Certamente, a inteligência artificial pode ter um impacto e vai ter um impacto laboral profundo, não somente na indústria do livro, mas em todas as indústrias.

Profissionais como revisores e tradutores lidam com nuances, estilos e sensibilidades culturais. Como você enxerga o impacto da inteligência artificial sobre esses trabalhos, que vão muito além da correção ou da literalidade?

O ponto é que a inteligência artificial vai ter um impacto muito grande no mercado de trabalho. Isto é algo um pouco inevitável. Obviamente que podemos nos queixar, podemos tratar de pedir ao Estado normativas ou certas regulações. Mas estamos falando de um impacto que é muito evidente. Por exemplo, na tradução: é muito evidente o impacto para o mercado.

Porém, é muito difícil pensar hoje em um profissional do mercado editorial que esteja isento de ter que realizar tarefas com inteligência artificial. Primeiro, não há nenhuma atividade editorial que possa levantar a mão e dizer "para mim a inteligência artificial não me vai substituir em nada". Já estamos vendo as mudanças na tradução dos livros.

As editoras estão traduzindo com inteligência artificial. Algumas contam e outras não, porque sabem que não é bom dizer publicamente, mas estão fazendo. Ainda é uma hipótese, mas acredito que vamos ter muito mais traduções. Muitas obras e muitos textos que não estavam sendo traduzidos e, possivelmente, não seriam traduzidos. Hoje, a inteligência artificial permite que isso aconteça. Além disso, não somente para as línguas dominantes, mas para qualquer outra língua, fazendo com que os textos circulem em muitas outras línguas. Isto, em princípio, é um aspecto positivo.

Obviamente, a tradução feita por humanos vai ser mais restrita e, sobretudo, a lugares muito específicos. Mas a tradução de um livro técnico provavelmente não exigirá um tradutor humano. Essa é uma realidade muito concreta. A IA pode fazer este trabalho muito bem e muito mais rápido, com custos muito mais reduzidos. Este fenômeno vai ocorrer em todas as áreas, não será particular ao mercado editorial.
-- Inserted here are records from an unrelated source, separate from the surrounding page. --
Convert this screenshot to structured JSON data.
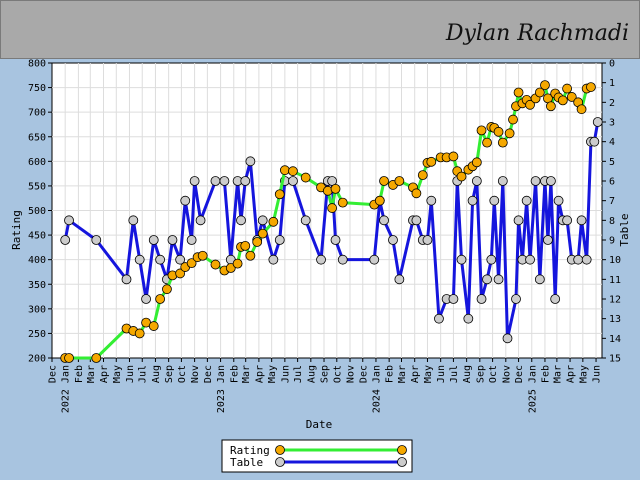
{
  "header": {
    "player_name": "Dylan Rachmadi",
    "background": "#a9a9a9"
  },
  "chart_data": {
    "type": "line",
    "title": "",
    "xlabel": "Date",
    "ylabel_left": "Rating",
    "ylabel_right": "Table",
    "ylim_left": [
      200,
      800
    ],
    "yticks_left": [
      200,
      250,
      300,
      350,
      400,
      450,
      500,
      550,
      600,
      650,
      700,
      750,
      800
    ],
    "ylim_right": [
      15,
      0
    ],
    "yticks_right": [
      0,
      1,
      2,
      3,
      4,
      5,
      6,
      7,
      8,
      9,
      10,
      11,
      12,
      13,
      14,
      15
    ],
    "xlim": [
      "2021-12-01",
      "2025-06-15"
    ],
    "x_tick_labels": [
      {
        "d": "2021-12-01",
        "label": "Dec"
      },
      {
        "d": "2022-01-01",
        "label": "2022 Jan"
      },
      {
        "d": "2022-02-01",
        "label": "Feb"
      },
      {
        "d": "2022-03-01",
        "label": "Mar"
      },
      {
        "d": "2022-04-01",
        "label": "Apr"
      },
      {
        "d": "2022-05-01",
        "label": "May"
      },
      {
        "d": "2022-06-01",
        "label": "Jun"
      },
      {
        "d": "2022-07-01",
        "label": "Jul"
      },
      {
        "d": "2022-08-01",
        "label": "Aug"
      },
      {
        "d": "2022-09-01",
        "label": "Sep"
      },
      {
        "d": "2022-10-01",
        "label": "Oct"
      },
      {
        "d": "2022-11-01",
        "label": "Nov"
      },
      {
        "d": "2022-12-01",
        "label": "Dec"
      },
      {
        "d": "2023-01-01",
        "label": "2023 Jan"
      },
      {
        "d": "2023-02-01",
        "label": "Feb"
      },
      {
        "d": "2023-03-01",
        "label": "Mar"
      },
      {
        "d": "2023-04-01",
        "label": "Apr"
      },
      {
        "d": "2023-05-01",
        "label": "May"
      },
      {
        "d": "2023-06-01",
        "label": "Jun"
      },
      {
        "d": "2023-07-01",
        "label": "Jul"
      },
      {
        "d": "2023-08-01",
        "label": "Aug"
      },
      {
        "d": "2023-09-01",
        "label": "Sep"
      },
      {
        "d": "2023-10-01",
        "label": "Oct"
      },
      {
        "d": "2023-11-01",
        "label": "Nov"
      },
      {
        "d": "2023-12-01",
        "label": "Dec"
      },
      {
        "d": "2024-01-01",
        "label": "2024 Jan"
      },
      {
        "d": "2024-02-01",
        "label": "Feb"
      },
      {
        "d": "2024-03-01",
        "label": "Mar"
      },
      {
        "d": "2024-04-01",
        "label": "Apr"
      },
      {
        "d": "2024-05-01",
        "label": "May"
      },
      {
        "d": "2024-06-01",
        "label": "Jun"
      },
      {
        "d": "2024-07-01",
        "label": "Jul"
      },
      {
        "d": "2024-08-01",
        "label": "Aug"
      },
      {
        "d": "2024-09-01",
        "label": "Sep"
      },
      {
        "d": "2024-10-01",
        "label": "Oct"
      },
      {
        "d": "2024-11-01",
        "label": "Nov"
      },
      {
        "d": "2024-12-01",
        "label": "Dec"
      },
      {
        "d": "2025-01-01",
        "label": "2025 Jan"
      },
      {
        "d": "2025-02-01",
        "label": "Feb"
      },
      {
        "d": "2025-03-01",
        "label": "Mar"
      },
      {
        "d": "2025-04-01",
        "label": "Apr"
      },
      {
        "d": "2025-05-01",
        "label": "May"
      },
      {
        "d": "2025-06-01",
        "label": "Jun"
      }
    ],
    "grid": true,
    "legend_position": "bottom-center",
    "series": [
      {
        "name": "Rating",
        "axis": "left",
        "line_color": "#33ee33",
        "marker_color": "#f5a800",
        "points": [
          [
            "2022-01-01",
            200
          ],
          [
            "2022-01-10",
            200
          ],
          [
            "2022-03-15",
            200
          ],
          [
            "2022-05-25",
            260
          ],
          [
            "2022-06-10",
            255
          ],
          [
            "2022-06-25",
            250
          ],
          [
            "2022-07-10",
            272
          ],
          [
            "2022-07-28",
            265
          ],
          [
            "2022-08-12",
            320
          ],
          [
            "2022-08-28",
            340
          ],
          [
            "2022-09-10",
            368
          ],
          [
            "2022-09-28",
            372
          ],
          [
            "2022-10-10",
            385
          ],
          [
            "2022-10-25",
            393
          ],
          [
            "2022-11-08",
            405
          ],
          [
            "2022-11-20",
            408
          ],
          [
            "2022-12-20",
            390
          ],
          [
            "2023-01-10",
            378
          ],
          [
            "2023-01-25",
            383
          ],
          [
            "2023-02-10",
            392
          ],
          [
            "2023-02-18",
            426
          ],
          [
            "2023-02-28",
            428
          ],
          [
            "2023-03-12",
            408
          ],
          [
            "2023-03-28",
            436
          ],
          [
            "2023-04-10",
            453
          ],
          [
            "2023-05-05",
            477
          ],
          [
            "2023-05-20",
            533
          ],
          [
            "2023-06-01",
            582
          ],
          [
            "2023-06-20",
            580
          ],
          [
            "2023-07-20",
            567
          ],
          [
            "2023-08-25",
            547
          ],
          [
            "2023-09-10",
            540
          ],
          [
            "2023-09-20",
            505
          ],
          [
            "2023-09-28",
            544
          ],
          [
            "2023-10-15",
            516
          ],
          [
            "2023-12-28",
            512
          ],
          [
            "2024-01-10",
            520
          ],
          [
            "2024-01-20",
            560
          ],
          [
            "2024-02-10",
            552
          ],
          [
            "2024-02-25",
            560
          ],
          [
            "2024-03-28",
            547
          ],
          [
            "2024-04-05",
            535
          ],
          [
            "2024-04-20",
            572
          ],
          [
            "2024-05-01",
            597
          ],
          [
            "2024-05-10",
            599
          ],
          [
            "2024-06-01",
            608
          ],
          [
            "2024-06-15",
            608
          ],
          [
            "2024-07-01",
            610
          ],
          [
            "2024-07-10",
            580
          ],
          [
            "2024-07-20",
            569
          ],
          [
            "2024-08-05",
            583
          ],
          [
            "2024-08-15",
            590
          ],
          [
            "2024-08-25",
            598
          ],
          [
            "2024-09-05",
            663
          ],
          [
            "2024-09-18",
            638
          ],
          [
            "2024-09-28",
            670
          ],
          [
            "2024-10-05",
            668
          ],
          [
            "2024-10-15",
            660
          ],
          [
            "2024-10-25",
            638
          ],
          [
            "2024-11-10",
            657
          ],
          [
            "2024-11-18",
            685
          ],
          [
            "2024-11-25",
            712
          ],
          [
            "2024-12-01",
            740
          ],
          [
            "2024-12-10",
            718
          ],
          [
            "2024-12-20",
            725
          ],
          [
            "2024-12-28",
            715
          ],
          [
            "2025-01-10",
            728
          ],
          [
            "2025-01-20",
            740
          ],
          [
            "2025-02-01",
            755
          ],
          [
            "2025-02-08",
            728
          ],
          [
            "2025-02-15",
            712
          ],
          [
            "2025-02-25",
            738
          ],
          [
            "2025-03-05",
            730
          ],
          [
            "2025-03-15",
            724
          ],
          [
            "2025-03-25",
            748
          ],
          [
            "2025-04-05",
            731
          ],
          [
            "2025-04-20",
            720
          ],
          [
            "2025-04-28",
            706
          ],
          [
            "2025-05-10",
            748
          ],
          [
            "2025-05-20",
            751
          ]
        ]
      },
      {
        "name": "Table",
        "axis": "right",
        "line_color": "#1515dd",
        "marker_color": "#cccccc",
        "points": [
          [
            "2022-01-01",
            9
          ],
          [
            "2022-01-10",
            8
          ],
          [
            "2022-03-15",
            9
          ],
          [
            "2022-05-25",
            11
          ],
          [
            "2022-06-10",
            8
          ],
          [
            "2022-06-25",
            10
          ],
          [
            "2022-07-10",
            12
          ],
          [
            "2022-07-28",
            9
          ],
          [
            "2022-08-12",
            10
          ],
          [
            "2022-08-28",
            11
          ],
          [
            "2022-09-10",
            9
          ],
          [
            "2022-09-28",
            10
          ],
          [
            "2022-10-10",
            7
          ],
          [
            "2022-10-25",
            9
          ],
          [
            "2022-11-01",
            6
          ],
          [
            "2022-11-15",
            8
          ],
          [
            "2022-12-20",
            6
          ],
          [
            "2023-01-10",
            6
          ],
          [
            "2023-01-25",
            10
          ],
          [
            "2023-02-10",
            6
          ],
          [
            "2023-02-18",
            8
          ],
          [
            "2023-02-28",
            6
          ],
          [
            "2023-03-12",
            5
          ],
          [
            "2023-03-28",
            9
          ],
          [
            "2023-04-10",
            8
          ],
          [
            "2023-05-05",
            10
          ],
          [
            "2023-05-20",
            9
          ],
          [
            "2023-06-01",
            6
          ],
          [
            "2023-06-20",
            6
          ],
          [
            "2023-07-20",
            8
          ],
          [
            "2023-08-25",
            10
          ],
          [
            "2023-09-10",
            6
          ],
          [
            "2023-09-20",
            6
          ],
          [
            "2023-09-28",
            9
          ],
          [
            "2023-10-15",
            10
          ],
          [
            "2023-12-28",
            10
          ],
          [
            "2024-01-10",
            7
          ],
          [
            "2024-01-20",
            8
          ],
          [
            "2024-02-10",
            9
          ],
          [
            "2024-02-25",
            11
          ],
          [
            "2024-03-28",
            8
          ],
          [
            "2024-04-05",
            8
          ],
          [
            "2024-04-20",
            9
          ],
          [
            "2024-05-01",
            9
          ],
          [
            "2024-05-10",
            7
          ],
          [
            "2024-05-28",
            13
          ],
          [
            "2024-06-15",
            12
          ],
          [
            "2024-07-01",
            12
          ],
          [
            "2024-07-10",
            6
          ],
          [
            "2024-07-20",
            10
          ],
          [
            "2024-08-05",
            13
          ],
          [
            "2024-08-15",
            7
          ],
          [
            "2024-08-25",
            6
          ],
          [
            "2024-09-05",
            12
          ],
          [
            "2024-09-18",
            11
          ],
          [
            "2024-09-28",
            10
          ],
          [
            "2024-10-05",
            7
          ],
          [
            "2024-10-15",
            11
          ],
          [
            "2024-10-25",
            6
          ],
          [
            "2024-11-05",
            14
          ],
          [
            "2024-11-25",
            12
          ],
          [
            "2024-12-01",
            8
          ],
          [
            "2024-12-10",
            10
          ],
          [
            "2024-12-20",
            7
          ],
          [
            "2024-12-28",
            10
          ],
          [
            "2025-01-10",
            6
          ],
          [
            "2025-01-20",
            11
          ],
          [
            "2025-02-01",
            6
          ],
          [
            "2025-02-08",
            9
          ],
          [
            "2025-02-15",
            6
          ],
          [
            "2025-02-25",
            12
          ],
          [
            "2025-03-05",
            7
          ],
          [
            "2025-03-15",
            8
          ],
          [
            "2025-03-25",
            8
          ],
          [
            "2025-04-05",
            10
          ],
          [
            "2025-04-20",
            10
          ],
          [
            "2025-04-28",
            8
          ],
          [
            "2025-05-10",
            10
          ],
          [
            "2025-05-20",
            4
          ],
          [
            "2025-05-28",
            4
          ],
          [
            "2025-06-05",
            3
          ]
        ]
      }
    ]
  }
}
Se chegarmos a um mercado dominado por conteúdos fabricados por plataformas, quem você acredita que sobrevive nesse ecossistema: os autores de renome, as editoras de nicho, os curadores independentes, ou algum novo ator que ainda não conseguimos imaginar?
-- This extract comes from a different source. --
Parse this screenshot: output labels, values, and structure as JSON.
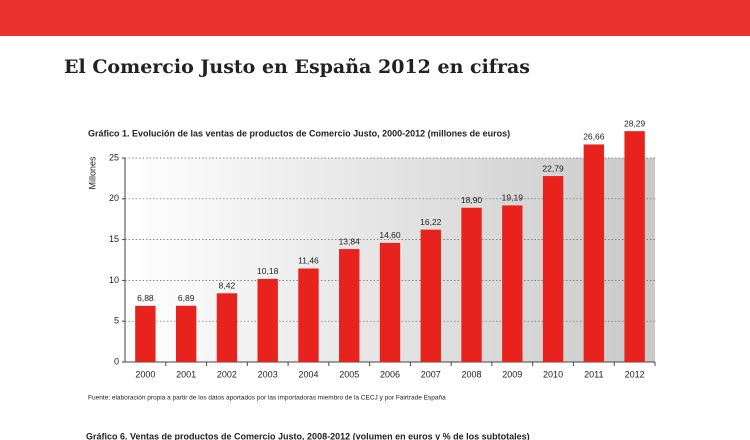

Muitas das ferramentas de inteligência artificial generativas, que é de onde estamos falando, não estão sendo pensadas diretamente para os produtores de conteúdo, mas para os consumidores de conteúdo. Então, eu, leitor, vou ter a possibilidade de produzir os textos que queira ler, no formato que os queira ler e da maneira que os queira ler. E isso, acredito, é algo que ainda não estamos visualizando com clareza, mas que vai abrir um espectro completamente diferente de conteúdo e que, de fato, já começam a aparecer plataformas e ecossistemas que vão um pouco nessa direção.

Uma ideia de consumo personalizado: Vim aqui para São Paulo, uma cidade que não conheço e por poucos dias. O que faço? Compro um guia de viagem? Busco vídeos no YouTube? Ou digo à inteligência artificial que vou estar nestes dias nesta cidade, que tenho este tempo disponível, e ela monta um guia totalmente personalizado aos meus gostos, aos meus interesses, de acordo com meu orçamento, considerando ainda as questões de clima, buscando os programas que serão oferecidos. A partir daí, me gera uma versão textual, uma versão em áudio, uma versão em vídeo, e tenho uma experiência totalmente personalizada com base nas minhas necessidades.

Hoje já temos inteligências artificiais que permitem gerar conteúdos em uma velocidade muito grande. Então, nesse cenário, por exemplo, uma biblioteca que hoje investe dinheiro na compra de acervo de livros: tem sentido que compre esses livros ou tem mais sentido que tenha uma licença a um serviço de inteligência artificial que possa dar respostas e aprofundar em qualquer tema para os seus leitores? Certos consumos vão mudar muito. E imaginá-los com as regras de hoje, quando tudo está em processo de tantas mudanças, não sei, não me parece fácil.